Зорька резко остановилась. Крутанулась, оборачиваясь к Данухе, сверля её красными, воспалёнными глазами. По виду хотела было что-то сначала ругательного выдать, собрать всю злость за недосып да вылить на вредителя, как ушат с помоями, но увидев довольную рожу Данухи, почему-то тут же передумала, поняв, наверное, что вековуха всяко побольше её знает и уж что-что, а вреда дитя сделать бы не посмела, как бы Зорька себя на это не стропалила. И скорее от безысходности и усталости выдавила из себя жалобу:
- Да вот, Данух, чё то лихоманка какая привязалась.
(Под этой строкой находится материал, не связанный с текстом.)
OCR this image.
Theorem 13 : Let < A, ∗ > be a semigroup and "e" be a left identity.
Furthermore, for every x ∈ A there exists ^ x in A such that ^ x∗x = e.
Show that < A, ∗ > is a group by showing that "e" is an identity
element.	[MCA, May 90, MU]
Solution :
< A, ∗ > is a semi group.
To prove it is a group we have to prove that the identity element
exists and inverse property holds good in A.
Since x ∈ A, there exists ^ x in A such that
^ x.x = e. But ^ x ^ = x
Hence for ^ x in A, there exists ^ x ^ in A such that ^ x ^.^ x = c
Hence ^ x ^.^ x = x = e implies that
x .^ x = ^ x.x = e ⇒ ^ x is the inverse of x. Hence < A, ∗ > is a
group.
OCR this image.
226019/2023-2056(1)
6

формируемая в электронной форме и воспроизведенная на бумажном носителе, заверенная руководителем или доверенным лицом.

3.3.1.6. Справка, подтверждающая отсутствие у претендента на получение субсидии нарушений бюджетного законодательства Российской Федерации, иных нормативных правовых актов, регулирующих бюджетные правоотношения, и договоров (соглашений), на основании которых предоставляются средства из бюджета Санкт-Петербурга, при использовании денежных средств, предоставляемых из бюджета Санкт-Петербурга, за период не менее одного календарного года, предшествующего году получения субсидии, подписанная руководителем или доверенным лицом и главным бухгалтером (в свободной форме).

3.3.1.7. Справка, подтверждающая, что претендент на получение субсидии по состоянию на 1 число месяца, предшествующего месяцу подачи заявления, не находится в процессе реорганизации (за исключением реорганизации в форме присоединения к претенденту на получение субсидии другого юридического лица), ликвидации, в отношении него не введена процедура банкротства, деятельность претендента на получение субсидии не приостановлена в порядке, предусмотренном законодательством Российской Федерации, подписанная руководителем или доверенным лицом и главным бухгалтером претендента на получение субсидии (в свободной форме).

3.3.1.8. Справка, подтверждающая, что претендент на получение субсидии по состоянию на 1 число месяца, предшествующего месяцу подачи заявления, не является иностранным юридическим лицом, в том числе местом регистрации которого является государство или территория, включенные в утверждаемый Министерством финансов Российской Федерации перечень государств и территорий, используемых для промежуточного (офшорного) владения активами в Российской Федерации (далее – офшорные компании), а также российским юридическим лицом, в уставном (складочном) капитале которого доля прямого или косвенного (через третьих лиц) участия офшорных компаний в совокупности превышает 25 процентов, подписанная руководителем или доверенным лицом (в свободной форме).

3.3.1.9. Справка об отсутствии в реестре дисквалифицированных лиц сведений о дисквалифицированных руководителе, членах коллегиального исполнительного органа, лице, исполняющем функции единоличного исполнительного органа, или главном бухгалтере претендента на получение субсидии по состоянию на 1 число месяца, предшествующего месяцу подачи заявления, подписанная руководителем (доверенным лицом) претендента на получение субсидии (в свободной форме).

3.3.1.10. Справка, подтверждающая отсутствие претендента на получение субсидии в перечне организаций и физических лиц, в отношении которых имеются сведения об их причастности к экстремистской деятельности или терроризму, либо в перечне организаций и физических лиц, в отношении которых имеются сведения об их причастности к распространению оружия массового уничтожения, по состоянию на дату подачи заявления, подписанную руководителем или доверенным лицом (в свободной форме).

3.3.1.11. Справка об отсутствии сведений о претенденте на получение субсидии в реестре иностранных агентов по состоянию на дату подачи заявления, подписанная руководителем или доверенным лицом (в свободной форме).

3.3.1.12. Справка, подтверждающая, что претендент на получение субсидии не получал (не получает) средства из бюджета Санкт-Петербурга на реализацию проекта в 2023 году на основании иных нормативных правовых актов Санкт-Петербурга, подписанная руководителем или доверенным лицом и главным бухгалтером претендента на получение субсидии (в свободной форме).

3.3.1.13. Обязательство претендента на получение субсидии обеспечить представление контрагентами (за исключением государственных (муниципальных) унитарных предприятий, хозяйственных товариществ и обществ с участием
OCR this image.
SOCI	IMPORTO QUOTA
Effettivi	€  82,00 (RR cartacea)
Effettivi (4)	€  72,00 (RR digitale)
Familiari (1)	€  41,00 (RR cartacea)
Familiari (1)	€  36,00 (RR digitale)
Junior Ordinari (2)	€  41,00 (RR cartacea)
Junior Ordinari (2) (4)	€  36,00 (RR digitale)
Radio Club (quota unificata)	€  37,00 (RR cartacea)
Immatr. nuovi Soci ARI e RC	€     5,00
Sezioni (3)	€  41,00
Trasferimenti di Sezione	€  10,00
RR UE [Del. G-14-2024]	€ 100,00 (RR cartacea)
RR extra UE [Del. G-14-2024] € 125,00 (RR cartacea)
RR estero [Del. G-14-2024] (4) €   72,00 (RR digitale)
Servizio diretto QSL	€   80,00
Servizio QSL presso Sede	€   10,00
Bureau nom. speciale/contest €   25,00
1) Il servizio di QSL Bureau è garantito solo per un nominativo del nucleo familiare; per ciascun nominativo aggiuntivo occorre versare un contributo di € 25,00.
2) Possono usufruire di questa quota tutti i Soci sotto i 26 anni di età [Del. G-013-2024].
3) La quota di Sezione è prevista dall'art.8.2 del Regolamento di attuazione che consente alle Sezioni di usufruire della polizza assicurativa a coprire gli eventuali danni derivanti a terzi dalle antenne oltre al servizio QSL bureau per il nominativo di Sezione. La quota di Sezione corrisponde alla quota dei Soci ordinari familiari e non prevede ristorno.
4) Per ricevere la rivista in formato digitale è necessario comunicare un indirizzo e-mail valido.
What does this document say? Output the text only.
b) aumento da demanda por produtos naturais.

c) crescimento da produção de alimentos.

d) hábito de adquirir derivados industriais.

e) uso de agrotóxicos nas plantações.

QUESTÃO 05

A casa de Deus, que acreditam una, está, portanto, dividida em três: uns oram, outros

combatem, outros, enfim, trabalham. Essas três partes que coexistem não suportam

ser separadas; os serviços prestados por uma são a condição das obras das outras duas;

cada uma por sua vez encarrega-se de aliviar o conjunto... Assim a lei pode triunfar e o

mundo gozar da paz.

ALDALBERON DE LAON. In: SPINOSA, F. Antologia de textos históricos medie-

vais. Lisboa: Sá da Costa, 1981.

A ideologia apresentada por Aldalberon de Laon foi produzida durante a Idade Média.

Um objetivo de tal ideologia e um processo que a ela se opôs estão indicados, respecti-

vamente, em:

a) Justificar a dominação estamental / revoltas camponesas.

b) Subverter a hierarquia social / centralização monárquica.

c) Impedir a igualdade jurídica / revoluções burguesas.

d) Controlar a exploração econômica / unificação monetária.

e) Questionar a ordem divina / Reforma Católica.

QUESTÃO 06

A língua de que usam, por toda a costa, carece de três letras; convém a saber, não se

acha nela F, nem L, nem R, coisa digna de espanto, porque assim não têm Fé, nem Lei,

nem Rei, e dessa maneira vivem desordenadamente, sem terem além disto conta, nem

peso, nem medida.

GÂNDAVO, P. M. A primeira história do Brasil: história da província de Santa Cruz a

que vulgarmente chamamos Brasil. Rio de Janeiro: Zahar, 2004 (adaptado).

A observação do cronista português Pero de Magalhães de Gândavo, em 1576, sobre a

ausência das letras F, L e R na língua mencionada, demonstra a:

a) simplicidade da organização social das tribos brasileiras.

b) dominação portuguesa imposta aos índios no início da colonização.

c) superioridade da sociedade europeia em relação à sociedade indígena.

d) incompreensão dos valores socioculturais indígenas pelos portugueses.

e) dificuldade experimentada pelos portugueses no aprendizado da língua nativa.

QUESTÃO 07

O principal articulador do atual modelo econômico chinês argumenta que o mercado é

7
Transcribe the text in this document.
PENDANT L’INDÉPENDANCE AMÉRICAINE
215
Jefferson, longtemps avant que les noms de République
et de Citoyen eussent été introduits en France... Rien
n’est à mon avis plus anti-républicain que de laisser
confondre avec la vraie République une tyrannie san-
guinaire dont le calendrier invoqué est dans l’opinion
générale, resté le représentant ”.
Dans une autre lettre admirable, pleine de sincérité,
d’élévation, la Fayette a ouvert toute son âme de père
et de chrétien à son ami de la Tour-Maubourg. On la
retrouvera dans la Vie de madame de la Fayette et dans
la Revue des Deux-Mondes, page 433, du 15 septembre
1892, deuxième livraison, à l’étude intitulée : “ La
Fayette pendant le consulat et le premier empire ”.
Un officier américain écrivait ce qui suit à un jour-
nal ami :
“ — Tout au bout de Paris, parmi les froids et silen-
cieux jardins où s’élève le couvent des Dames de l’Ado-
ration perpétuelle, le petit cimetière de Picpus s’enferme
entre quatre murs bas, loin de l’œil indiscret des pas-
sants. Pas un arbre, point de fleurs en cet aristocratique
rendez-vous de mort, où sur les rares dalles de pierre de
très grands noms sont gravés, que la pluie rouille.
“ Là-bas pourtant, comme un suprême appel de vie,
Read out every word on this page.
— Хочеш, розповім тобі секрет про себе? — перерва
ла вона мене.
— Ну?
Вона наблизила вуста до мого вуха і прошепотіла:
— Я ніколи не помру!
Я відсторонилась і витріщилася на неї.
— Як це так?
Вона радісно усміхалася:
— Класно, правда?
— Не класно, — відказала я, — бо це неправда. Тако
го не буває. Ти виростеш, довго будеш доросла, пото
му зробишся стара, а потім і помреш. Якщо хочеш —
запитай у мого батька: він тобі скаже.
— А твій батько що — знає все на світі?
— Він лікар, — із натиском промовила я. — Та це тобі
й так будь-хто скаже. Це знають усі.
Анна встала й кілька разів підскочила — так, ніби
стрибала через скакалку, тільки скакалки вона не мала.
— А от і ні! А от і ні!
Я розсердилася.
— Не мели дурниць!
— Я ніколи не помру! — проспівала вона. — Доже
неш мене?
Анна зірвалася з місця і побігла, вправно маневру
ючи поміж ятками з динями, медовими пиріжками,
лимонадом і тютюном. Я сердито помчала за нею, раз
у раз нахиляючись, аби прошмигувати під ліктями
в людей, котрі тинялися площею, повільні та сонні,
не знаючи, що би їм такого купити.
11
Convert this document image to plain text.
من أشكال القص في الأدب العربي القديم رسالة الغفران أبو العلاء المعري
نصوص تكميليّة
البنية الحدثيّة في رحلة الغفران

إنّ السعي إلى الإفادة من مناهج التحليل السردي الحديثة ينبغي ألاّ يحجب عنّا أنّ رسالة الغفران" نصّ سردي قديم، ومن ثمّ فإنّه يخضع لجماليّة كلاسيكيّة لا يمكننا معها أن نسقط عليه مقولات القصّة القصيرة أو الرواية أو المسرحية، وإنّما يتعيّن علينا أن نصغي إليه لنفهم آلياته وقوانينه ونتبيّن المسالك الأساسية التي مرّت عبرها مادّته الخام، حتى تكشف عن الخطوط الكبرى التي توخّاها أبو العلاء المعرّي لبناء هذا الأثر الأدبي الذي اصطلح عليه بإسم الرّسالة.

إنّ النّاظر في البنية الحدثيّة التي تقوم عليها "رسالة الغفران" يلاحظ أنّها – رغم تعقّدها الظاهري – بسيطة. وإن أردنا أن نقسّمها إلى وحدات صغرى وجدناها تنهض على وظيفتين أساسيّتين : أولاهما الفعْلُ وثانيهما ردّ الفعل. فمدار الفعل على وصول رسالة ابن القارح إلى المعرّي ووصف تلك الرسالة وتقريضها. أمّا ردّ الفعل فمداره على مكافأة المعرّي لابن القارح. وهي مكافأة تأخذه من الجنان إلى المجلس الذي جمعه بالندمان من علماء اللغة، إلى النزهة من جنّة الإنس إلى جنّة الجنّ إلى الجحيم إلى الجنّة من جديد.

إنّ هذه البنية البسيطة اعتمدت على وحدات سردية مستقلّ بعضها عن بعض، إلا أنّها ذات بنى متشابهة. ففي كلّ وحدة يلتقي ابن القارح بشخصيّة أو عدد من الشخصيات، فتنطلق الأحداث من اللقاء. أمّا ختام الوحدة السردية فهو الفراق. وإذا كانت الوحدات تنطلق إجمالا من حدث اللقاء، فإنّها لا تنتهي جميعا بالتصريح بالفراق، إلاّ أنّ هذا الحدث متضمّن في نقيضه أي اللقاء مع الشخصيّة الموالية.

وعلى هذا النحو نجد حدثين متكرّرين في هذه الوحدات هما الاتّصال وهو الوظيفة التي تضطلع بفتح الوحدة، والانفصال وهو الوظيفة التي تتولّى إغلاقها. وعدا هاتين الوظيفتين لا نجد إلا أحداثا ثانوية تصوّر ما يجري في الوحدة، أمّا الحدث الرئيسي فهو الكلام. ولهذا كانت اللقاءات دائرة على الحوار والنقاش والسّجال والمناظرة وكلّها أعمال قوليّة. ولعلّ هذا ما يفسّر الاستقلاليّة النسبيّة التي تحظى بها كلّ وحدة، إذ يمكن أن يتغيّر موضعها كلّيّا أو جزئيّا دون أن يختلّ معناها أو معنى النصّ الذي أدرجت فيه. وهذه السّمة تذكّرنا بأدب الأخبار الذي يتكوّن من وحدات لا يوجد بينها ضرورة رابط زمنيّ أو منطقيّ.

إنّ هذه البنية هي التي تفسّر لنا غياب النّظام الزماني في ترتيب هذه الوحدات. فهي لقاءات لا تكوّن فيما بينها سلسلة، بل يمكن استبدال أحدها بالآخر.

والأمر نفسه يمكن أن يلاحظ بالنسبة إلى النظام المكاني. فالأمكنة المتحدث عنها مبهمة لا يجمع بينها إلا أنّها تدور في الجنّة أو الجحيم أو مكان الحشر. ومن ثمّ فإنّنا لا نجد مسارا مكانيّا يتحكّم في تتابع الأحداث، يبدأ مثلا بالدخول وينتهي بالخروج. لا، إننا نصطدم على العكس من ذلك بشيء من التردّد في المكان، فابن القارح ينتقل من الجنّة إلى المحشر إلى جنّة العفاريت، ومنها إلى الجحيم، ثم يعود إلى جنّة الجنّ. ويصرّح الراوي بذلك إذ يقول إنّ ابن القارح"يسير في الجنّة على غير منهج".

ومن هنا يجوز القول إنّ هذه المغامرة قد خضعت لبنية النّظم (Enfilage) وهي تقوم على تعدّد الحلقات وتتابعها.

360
Всю ночь жар трепал, под утро только уснула. Не знаешь чё?
- А чё за раз то ко мне не прибежала? - ехидно поинтересовалась баба, отнимая своё лицо от солнца и хитро уставившись на молодуху, растягиваясь у широченной улыбке, но только одними губами.
Зорька замялась.
- Ну, да, - выдохнула Дануха, резко перестав улыбаться, - сама, всё сама. Вредность то из задницы так и прёт. А куда ж теперь рванула?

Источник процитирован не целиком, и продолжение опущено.